L’estate del 2003 è stata particolarmente calda nella maggior parte dei paesi europei, facendo registrare, anche a sud delle Alpi, temperature decisamente superiori alla media. Gli autori indagano l’impatto della canicola sulle persone di 65 anni e oltre residenti in Ticino.

L’analisi del tasso di mortalità non evidenzia aumenti significativi e durevoli per la popolazione considerata. In compenso, si osserva un incremento degli interventi di pronto soccorso rivolti a persone anziane.

L’impatto delle ondate di calore del 2003 è considerato lieve se paragonato ad altri paesi come la Francia, dove comunque le temperature e il tasso di umidità hanno raggiunto livelli più estremi. A rendere meno drammatica la situazione ticinese possono aver contribuito anche l’assenza di metropoli, che creano isole di calore con temperature minime elevate, e l’esistenza di forti legami sociali.

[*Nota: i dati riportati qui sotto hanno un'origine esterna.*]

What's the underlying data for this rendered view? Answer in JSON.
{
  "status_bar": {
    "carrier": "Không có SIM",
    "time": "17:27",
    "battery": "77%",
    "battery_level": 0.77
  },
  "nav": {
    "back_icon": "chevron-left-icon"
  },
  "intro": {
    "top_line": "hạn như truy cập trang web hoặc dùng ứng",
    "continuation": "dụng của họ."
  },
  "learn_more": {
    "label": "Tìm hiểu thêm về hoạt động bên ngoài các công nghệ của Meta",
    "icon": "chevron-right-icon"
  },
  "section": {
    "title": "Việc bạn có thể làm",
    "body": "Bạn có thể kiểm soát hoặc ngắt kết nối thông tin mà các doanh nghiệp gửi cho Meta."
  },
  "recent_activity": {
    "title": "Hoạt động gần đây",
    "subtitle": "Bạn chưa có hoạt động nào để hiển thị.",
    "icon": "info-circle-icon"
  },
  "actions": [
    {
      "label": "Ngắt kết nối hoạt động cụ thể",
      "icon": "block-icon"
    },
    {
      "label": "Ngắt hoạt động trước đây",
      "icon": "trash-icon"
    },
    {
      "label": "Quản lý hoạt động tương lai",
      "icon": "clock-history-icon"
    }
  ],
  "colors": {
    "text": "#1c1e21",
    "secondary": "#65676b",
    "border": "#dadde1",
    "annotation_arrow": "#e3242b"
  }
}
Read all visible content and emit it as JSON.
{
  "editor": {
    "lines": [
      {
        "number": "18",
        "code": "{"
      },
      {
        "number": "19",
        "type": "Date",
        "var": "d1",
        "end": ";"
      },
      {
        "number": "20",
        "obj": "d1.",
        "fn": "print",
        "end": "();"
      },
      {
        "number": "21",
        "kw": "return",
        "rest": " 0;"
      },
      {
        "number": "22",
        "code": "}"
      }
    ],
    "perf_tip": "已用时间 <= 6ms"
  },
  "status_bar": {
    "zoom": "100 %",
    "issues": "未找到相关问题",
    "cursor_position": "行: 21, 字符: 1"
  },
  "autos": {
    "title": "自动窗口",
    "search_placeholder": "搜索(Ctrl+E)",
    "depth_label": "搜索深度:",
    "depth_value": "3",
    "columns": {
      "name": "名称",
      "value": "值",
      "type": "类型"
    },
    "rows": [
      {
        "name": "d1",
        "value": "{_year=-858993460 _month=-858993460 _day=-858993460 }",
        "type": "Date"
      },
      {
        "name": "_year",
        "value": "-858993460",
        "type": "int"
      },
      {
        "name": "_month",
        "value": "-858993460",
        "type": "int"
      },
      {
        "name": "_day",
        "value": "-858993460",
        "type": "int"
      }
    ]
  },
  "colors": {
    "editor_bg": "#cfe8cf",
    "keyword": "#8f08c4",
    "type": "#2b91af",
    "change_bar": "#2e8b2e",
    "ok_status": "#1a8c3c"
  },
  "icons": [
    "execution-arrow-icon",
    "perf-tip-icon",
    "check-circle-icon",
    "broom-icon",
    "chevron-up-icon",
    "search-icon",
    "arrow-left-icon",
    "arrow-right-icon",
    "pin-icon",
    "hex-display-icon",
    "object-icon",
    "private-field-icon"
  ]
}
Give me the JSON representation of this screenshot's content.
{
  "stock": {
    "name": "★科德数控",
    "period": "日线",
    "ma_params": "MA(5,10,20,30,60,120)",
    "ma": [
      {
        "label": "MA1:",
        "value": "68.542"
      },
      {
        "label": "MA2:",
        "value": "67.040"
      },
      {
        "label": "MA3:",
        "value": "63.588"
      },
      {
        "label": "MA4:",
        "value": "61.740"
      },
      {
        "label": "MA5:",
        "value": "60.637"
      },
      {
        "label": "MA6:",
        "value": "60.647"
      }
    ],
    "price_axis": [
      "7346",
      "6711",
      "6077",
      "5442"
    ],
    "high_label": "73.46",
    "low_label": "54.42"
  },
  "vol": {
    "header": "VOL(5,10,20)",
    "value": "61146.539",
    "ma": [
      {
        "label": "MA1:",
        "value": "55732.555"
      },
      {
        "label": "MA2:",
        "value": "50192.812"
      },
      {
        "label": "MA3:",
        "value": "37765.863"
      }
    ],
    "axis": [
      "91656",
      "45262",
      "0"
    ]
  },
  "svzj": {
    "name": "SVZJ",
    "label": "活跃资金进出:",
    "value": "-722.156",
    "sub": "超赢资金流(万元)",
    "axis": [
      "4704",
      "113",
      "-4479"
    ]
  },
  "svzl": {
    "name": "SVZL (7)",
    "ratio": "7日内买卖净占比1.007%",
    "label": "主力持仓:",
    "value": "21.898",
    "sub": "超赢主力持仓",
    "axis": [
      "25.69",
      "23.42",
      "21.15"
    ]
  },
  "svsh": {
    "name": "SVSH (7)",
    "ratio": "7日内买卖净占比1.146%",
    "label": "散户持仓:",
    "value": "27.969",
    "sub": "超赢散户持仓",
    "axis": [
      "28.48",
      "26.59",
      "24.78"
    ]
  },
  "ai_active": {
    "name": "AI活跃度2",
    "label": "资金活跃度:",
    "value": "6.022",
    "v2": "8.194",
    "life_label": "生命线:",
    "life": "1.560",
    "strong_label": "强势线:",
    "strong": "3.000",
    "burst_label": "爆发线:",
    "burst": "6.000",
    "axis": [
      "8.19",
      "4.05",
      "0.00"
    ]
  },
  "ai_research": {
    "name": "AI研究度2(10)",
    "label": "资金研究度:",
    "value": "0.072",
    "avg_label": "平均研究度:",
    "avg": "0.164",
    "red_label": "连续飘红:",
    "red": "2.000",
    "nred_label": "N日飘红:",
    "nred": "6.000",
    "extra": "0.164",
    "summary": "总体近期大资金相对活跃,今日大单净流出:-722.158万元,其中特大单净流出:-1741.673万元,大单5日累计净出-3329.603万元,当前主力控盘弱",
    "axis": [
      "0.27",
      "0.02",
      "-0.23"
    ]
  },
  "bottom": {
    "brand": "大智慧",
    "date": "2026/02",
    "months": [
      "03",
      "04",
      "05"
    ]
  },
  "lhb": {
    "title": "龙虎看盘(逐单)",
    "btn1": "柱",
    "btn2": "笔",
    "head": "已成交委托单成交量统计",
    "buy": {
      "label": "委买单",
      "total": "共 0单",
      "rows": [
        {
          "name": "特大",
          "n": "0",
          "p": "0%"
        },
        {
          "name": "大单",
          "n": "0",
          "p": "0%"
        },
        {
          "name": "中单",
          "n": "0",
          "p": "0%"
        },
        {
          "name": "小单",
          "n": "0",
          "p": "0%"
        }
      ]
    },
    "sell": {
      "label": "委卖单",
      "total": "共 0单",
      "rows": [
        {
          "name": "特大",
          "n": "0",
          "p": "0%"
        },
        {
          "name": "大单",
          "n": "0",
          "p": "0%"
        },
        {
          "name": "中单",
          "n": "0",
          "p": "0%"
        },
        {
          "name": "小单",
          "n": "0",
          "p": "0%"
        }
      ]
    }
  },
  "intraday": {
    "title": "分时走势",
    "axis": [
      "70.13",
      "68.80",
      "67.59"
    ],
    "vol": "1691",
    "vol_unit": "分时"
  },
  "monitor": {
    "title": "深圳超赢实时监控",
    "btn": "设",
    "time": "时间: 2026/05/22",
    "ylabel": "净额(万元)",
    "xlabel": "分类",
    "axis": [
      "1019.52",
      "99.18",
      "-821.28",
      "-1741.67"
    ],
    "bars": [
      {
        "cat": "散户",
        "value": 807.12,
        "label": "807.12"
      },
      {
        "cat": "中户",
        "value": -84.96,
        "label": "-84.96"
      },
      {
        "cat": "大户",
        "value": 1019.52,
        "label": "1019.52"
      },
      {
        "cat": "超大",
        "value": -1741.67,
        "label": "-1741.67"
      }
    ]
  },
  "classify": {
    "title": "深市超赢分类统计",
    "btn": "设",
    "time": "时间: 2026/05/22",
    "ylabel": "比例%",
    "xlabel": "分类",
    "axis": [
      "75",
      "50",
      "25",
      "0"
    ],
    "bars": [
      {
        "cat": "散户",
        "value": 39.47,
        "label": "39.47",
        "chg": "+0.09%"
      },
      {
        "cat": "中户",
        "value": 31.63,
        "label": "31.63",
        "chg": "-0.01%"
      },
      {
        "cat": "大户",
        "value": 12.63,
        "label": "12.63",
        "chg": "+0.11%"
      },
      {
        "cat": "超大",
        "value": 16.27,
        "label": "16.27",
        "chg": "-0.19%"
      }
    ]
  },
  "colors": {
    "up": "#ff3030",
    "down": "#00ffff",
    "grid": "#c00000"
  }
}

A seguito dell’indagine si suggeriscono delle misure di prevenzione, anche in considerazione dell’invecchiamento della popolazione e del possibile impoverimento delle relazioni interpersonali. Un meccanismo d’allerta rapido e adeguato è di estrema importanza. Si richiede quindi un aggiornamento delle procedure adottate in Ticino sulla base di una modellizzazione che prenda in considerazione le temperature media e minima così come la mortalità nel corso degli ultimi cinque anni.

Parola/e chiave

Salute fisica

Autore/i

Bernard Cerutti, Carmen Tereanu, Gianfranco Domenighetti,
Marco Gaia, Iva Bolgiani, Mario Lazzaro, Ignazio Cassis

Ente/i

Ufficio del medico cantonale – DSS

Periodo

2004

Metodologia

Popolazione di riferimento: persone di 65 anni e oltre.
Raccolta dati: analisi secondaria di dati statistici di tipo meteorologico, sulla mortalità della popolazione di riferimento, sugli interventi sanitari di pronto soccorso a loro dedicati e sulla mortalità nelle case per anziani.

Pubblicazioni

Indagine su salute, invecchiamento e pensioni in Europa (SHARE) – Svizzera

SHARE è una vasta indagine sulla salute, l’invecchiamento e il pensionamento in Europa. È condotta in numerosi paesi tra i quali la Svizzera (delle interviste sono realizzate anche in Ticino). Iniziata nel 2002, costituisce la prima indagine multidisciplinare e longitudinale (gli stessi individui sono intervistati più volte nel corso del tempo) sulle persone di 50 anni ed oltre che vivono nel vecchio continente. I partecipanti rispondono, con una frequenza biennale, a domande riguardanti la salute, il ricorso alle cure, il lavoro, i legami familiari, i consumi, l’alloggio e la situazione finanziaria.

Parola/e chiave

Salute fisica
Vita sociale

Autore/i

Alberto Holly, Jürgen Maurer, Georg Lutz, Boris Wernli,
Carmen Borrat-Besson, Sarah Vilpert

Ente/i

Fondation suisse pour la recherche en sciences sociales (FORS)
Université de Lausanne

Periodo

2004 – …

Metodologia

Popolazione di riferimento: membri di economie domestiche residenti in Svizzera con almeno una persona di 50 anni e oltre.
Campione (2004): N=997; in Ticino N=61, di cui 27 di 65 anni e oltre.
Raccolta dati: questionari standardizzati; rilevamento longitudinale biennale.